No, there's something much stupider at work. People are afraid that if marriage is defined in sex neutral terms than churches will be sued and and forced to perform them.
The fact that this is untrue is besides the point. Fears like this are politically insurmountable. The ERA was sunk because people thought it would make separate bathrooms illegal. And the ERA was a typo on the constitution compared to this. (It was never clear it would ever endow anyone with rights they wouldn't have otherwise. This most definately will.) This is asking for epochal change in something people are deeply confused out and invested in: sex and gender categories. You know they will lash out hard.
This is a great example of the left not being good at framing:
URL: http://www.alternet.org/story.html?StoryID=17574
If you want to start and win a culture war -- which this will be, and which I'm all for -- you have to define the issues in such a way that the majority of Americans already agree with you.
There has been a lot of talk of imitating the Goldwaterites, of fighting to take over the country step by step. But as soon as we're confronted with a chance to do that we throw it away saying we won't fight for second best. But that's what step by step is all about. You rush into and take the undefended ground. You surround them like a game of Go. You don't attack the citadel head on when you've only got a squad. That just leads to defeat and demoralization.

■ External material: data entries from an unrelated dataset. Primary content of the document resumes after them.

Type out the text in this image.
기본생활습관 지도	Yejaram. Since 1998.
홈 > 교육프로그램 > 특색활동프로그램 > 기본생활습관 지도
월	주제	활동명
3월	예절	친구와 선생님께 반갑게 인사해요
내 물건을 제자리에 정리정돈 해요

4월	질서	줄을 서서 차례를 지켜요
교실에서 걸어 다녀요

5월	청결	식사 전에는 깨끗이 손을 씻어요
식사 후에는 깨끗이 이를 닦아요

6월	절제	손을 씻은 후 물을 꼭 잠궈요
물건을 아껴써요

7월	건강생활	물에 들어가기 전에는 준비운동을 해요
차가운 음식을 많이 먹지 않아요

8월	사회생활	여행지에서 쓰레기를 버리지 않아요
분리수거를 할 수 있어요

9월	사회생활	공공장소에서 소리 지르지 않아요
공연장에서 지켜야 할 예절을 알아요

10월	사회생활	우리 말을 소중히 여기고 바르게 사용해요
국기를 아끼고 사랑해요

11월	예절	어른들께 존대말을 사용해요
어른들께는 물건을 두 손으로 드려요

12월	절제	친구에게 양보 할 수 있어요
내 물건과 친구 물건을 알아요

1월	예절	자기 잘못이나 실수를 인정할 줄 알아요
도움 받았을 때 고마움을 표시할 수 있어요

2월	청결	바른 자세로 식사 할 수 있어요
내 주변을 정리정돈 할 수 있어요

The right understands this. Right wing activists like Grover Norquist would love to come out and say that government is evil and they want to shrink and kill it. Instead they say they're for tax cuts. Even though that's second best and means they might end up with a government just as big but based on debt. The important thing is to draw blood and put the other side on the defensive. And to win something real. And then you fight for more, having already changed the discourse in your favor and created facts on the ground that will be hard to take back.